Casini spacca Scelta civica per ricreare il grande centro

Montiani divisi, volano gli stracci con gli irriducibili del Prof. Pier Ferdinando a Virus gongola: "I democristiani non sono mai morti" e strizza l'occhio ad Alfano

Casini spacca Scelta civica per ricreare il grande centro

Montiani da una parte, popolari dall'altra. Il piccolo centro si è spaccato in due all'assemblea di Scelta civica. Un pretesto procedurale (una modifica al regolamento) ha sancito la frattura che covava da tempo: i popolari, rifiutandosi di cambiare in corsa le regole, hanno abbandonato la riunione. Nel salone sono volati gli stracci, parole pesanti, accuse di doroteismo, opportunismo, sabotaggio, provocazione. Altro che misura, sobrietà, basso profilo predicati da Monti quand'era premier. Da una parte il gruppo di Pier Ferdinando Casini e Mario Mauro, dall'altra la pattuglia di Mario Monti che ha annunciato di aver rinunciato all'idea di mollare. Tutto è finito in una cagnara generale proprio nel giorno in cui un ministro di area montiana, Annamaria Cancellieri, è stata a un passo dalle dimissioni.

Il divorzio è stato sancito dal presidente Alberto Bombassei: «È arrivato il momento di sciogliere il patto elettorale con l'Udc - ha detto dal palco - È del tutto evidente che abbiamo un'idea di Paese del tutto diversa da quella che l'Udc sta proponendo». Pronta la replica di Lorenzo Cesa: «Bombassei che dichiara rotta l'alleanza con l'Udc suscita una certa tenerezza. Qui l'unica cosa che si è rotta è Scelta civica». Parole ripetute in serata da Pier Ferdinando Casini.
I popolari avevano presentato all'assemblea un documento firmato da tre leader che non si riconoscono più nell'atomo di Monti: il capogruppo alla Camera Lorenzo Dellai, il senatore Andrea Olivero e il ministro della Difesa Mario Mauro. «È nostro compito - vi si legge - proporre un progetto politico stabile e maturo, a larga partecipazione popolare, non elitario, per non tradire le aspettative e le speranze che abbiamo suscitato».

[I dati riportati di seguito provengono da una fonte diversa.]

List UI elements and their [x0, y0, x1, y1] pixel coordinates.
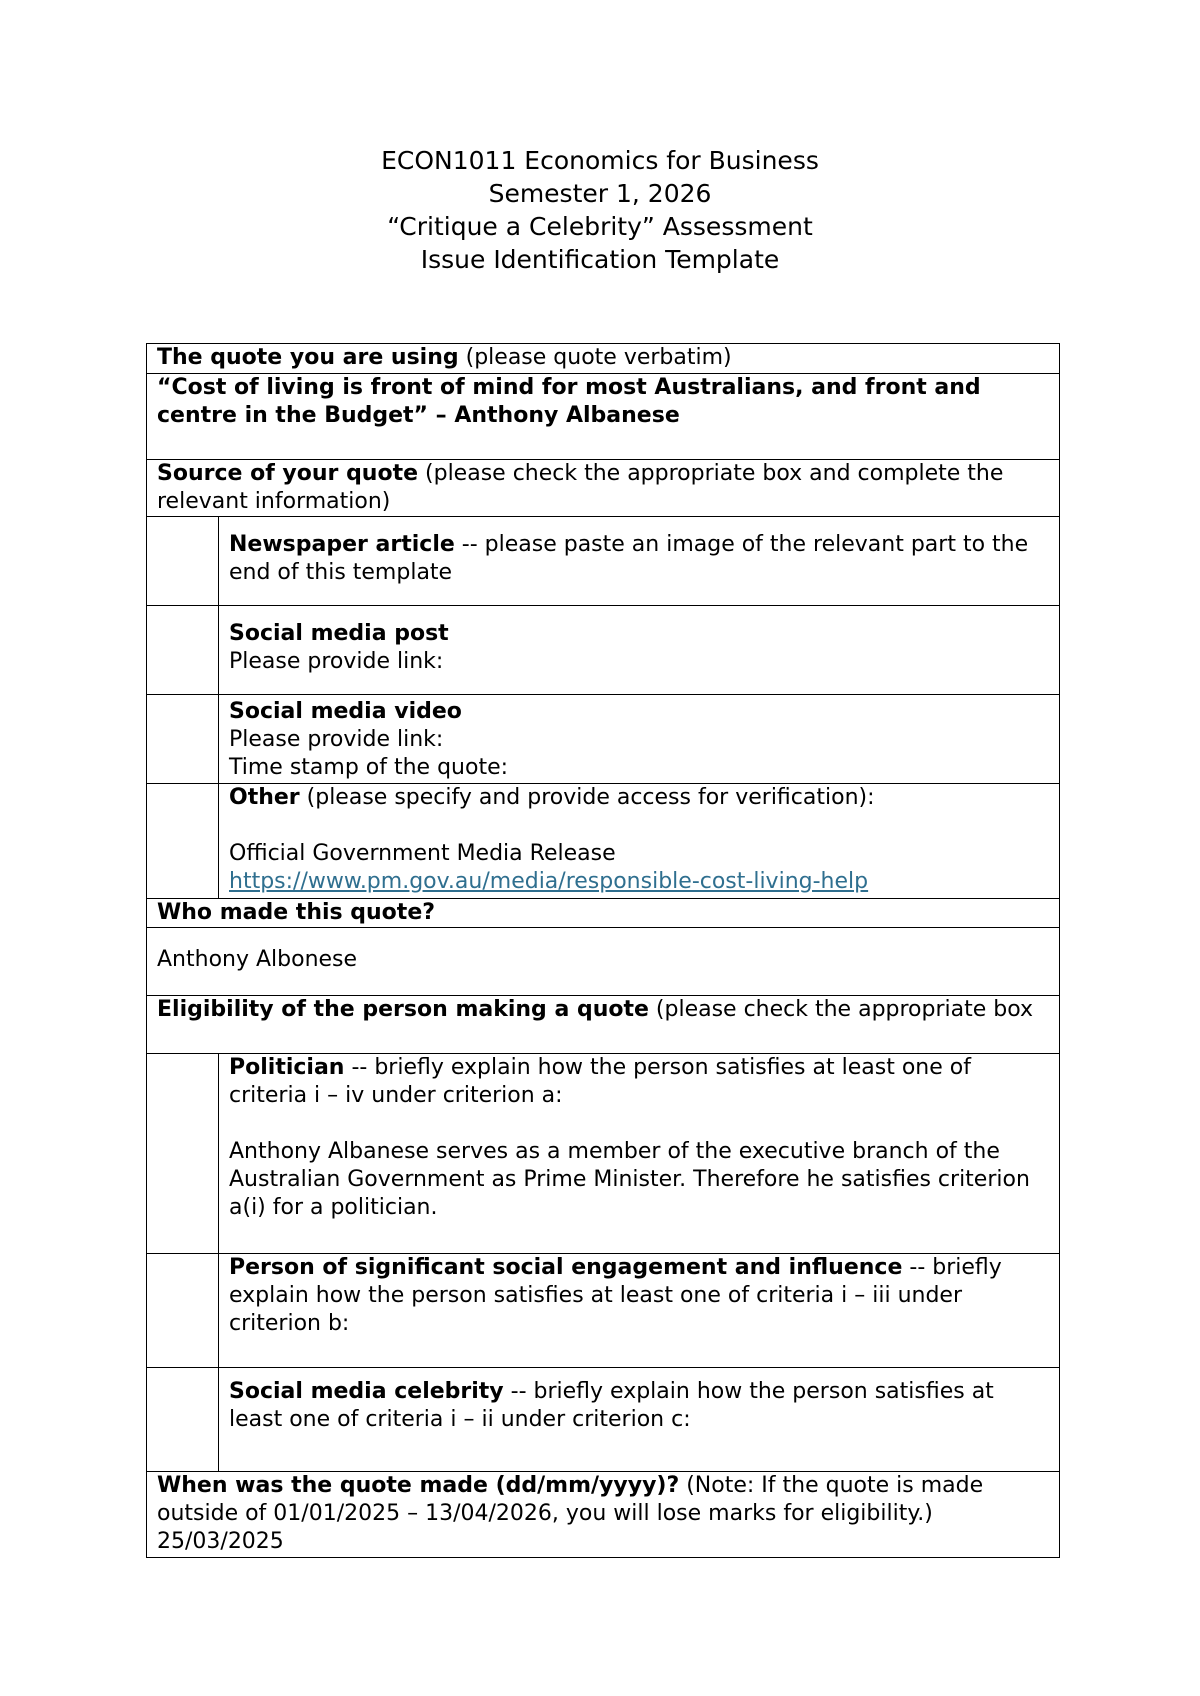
politician-answer[interactable]: Anthony Albanese serves as a member of the executive branch of the Australian Government as Prime Minister. Therefore he satisfies criterion a(i) for a politician.: [229, 1139, 1030, 1220]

«Basta con le scialuppe, ci vuole un cantiere per costruire una grande nave popolare»: così in mattinata Mario Mauro aveva sintetizzato il progetto politico dei popolari dall'ambizione inversamente proporzionale al peso elettorale. Un partito «popolare, democratico, riformista, europeista e in netta discontinuità con la stagione berlusconiana, concorrente con la sinistra ma degasperianamente alternativo alla destra». Ma i popolari non avrebbero voluto spaccare Scelta civica, quanto trascinarsi dietro tutto il partito abbandonando la deriva di Monti, quello che Olivero chiama «il riformismo elitario che non tiene conto delle ricadute sulla vita delle persone».

Monti ha deluso tutti, «è riuscito a portarci dal 12 per cento delle elezioni al 2 per cento dei sondaggi», ha sibilato Mauro. L'ex premier reagisce con flemma imperturbabile e inscalfibile: «È stato un chiarimento che ho ritenuto doveroso ed è avvenuto in modo doloroso e trasparente. Mi dispiace che non si sia potuto proseguire in un percorso di unità, ma bisogna sempre ricordare che l'unità non è una rendita di posizione».

E ora, i popolari offriranno una sponda ad Angelino Alfano e ai suoi uomini in rotta con Berlusconi? In serata, ospite di Virus su Raidue, Pier Ferdinando Casini esordisce dicendo che «i democristiani non sono mai morti». E fa i nomi di Enrico Letta e Matteo Renzi, oltre che di Alfano. Sempre Virus rivela che, secondo un sondaggio Euromedia, per metà degli italiani i valori della Dc sono sempre vivi. Aggiunge Casini: «Noi non dobbiamo accogliere nessuno, qui c'è un cantiere aperto, loro nel centrodestra e noi nel centro.

Non pensiamo che solo il cambiare possa essere garanzia di risultato. Vendere un prodotto è facile, ma i venditori sono bravi a collocare il loro prodotto anche se di scarsa qualità. Dobbiamo lavorare seriamente in Parlamento e nel Paese per sostenere l'unico governo oggi possibile».